Overall, Jesdanun had few complaints, and believes that "the regular S6 model will be fine for most people," while "the Edge comes across as something still looking for more practical uses."
Writing for The Verge, Dieter Bohn found the S6 to be "what happens when Samsung doesn't try to copy Apple's phones, but instead finally tries to copy Apple's product philosophy." Bohn praised the S6's "fully conceived, well-executed design" — inspired by Apple.
"Then there's the elephant in the room: it really does remind you of the iPhone," he said. "This isn't a straight rip, of course. From the front, it's the spitting image of the Galaxy S5. The back is glass, and the curves fit Samsung's traditional Galaxy shape instead of iPhone's rounded rectangle. But take a look at the bottom of each phone: You'll find the same perfectly machined holes and ports in basically identical spots."
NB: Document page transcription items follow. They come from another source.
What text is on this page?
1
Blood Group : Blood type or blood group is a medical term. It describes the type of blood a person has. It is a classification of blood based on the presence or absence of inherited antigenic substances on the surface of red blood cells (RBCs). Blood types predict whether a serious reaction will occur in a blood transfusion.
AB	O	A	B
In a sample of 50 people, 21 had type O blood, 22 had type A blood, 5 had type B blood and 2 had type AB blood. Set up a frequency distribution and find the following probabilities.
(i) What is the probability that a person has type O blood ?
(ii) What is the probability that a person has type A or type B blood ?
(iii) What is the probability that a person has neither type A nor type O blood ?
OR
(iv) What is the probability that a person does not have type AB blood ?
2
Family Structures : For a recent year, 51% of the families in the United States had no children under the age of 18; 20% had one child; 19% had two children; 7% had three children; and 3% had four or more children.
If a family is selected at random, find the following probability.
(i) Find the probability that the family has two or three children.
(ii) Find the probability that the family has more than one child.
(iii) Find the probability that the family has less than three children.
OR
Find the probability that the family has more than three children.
Bohn loves the S6's display, calling it "one of the finest screens I have ever seen on a phone." He also had high praise for the camera — though found it slightly behind the iPhone 6 Plus's more often than not — Â and came away enamored with the handset's performance, if not its battery life.
For consumers, Bohn recommends the S6, but not the S6 Edge.
"Basically, the extra $100 you have to spend to get the Edge buys you a cool-looking phone with some very forgettable software features. I think the regular S6 is handsome enough on its own and feels better in the hand to boot. Between the two, it's the one to get."
PC World's Sascha Segan rated the S6 "excellent," saying that it "puts Samsung back on top with the best screen, processor, and body design of any Android-powered phone." Like others, he laments the loss of a MicroSD slot, but feels "no sympathy" for the death of the removable battery.
Performance from Samsung's octo-core Exynos 7420 was found to be "wicked," easily besting the multi-core benchmark scores of its competitors, though Apple's A8 did gain a slight advantage in single-core benchmarks. Segan believes this to be a bigger problem for Qualcomm than anyone else, as the company's Snapdragon 810 only "looks like a good choice as long as Qualcomm doesn't have any real high-end competition."
Unlike his peers, Segan sees the S6's camera as slightly behind the iPhone 6, though only "by a nose." "The Galaxy S6 is better than the iPhone 6 on some measures, while the iPhone 6 is better on others," he wrote.
"The Galaxy S6 is a super-phone for mainstream users," Segan concluded. The S6 Edge fared poorly in his estimation, however, and "isn't even a decent alarm clock."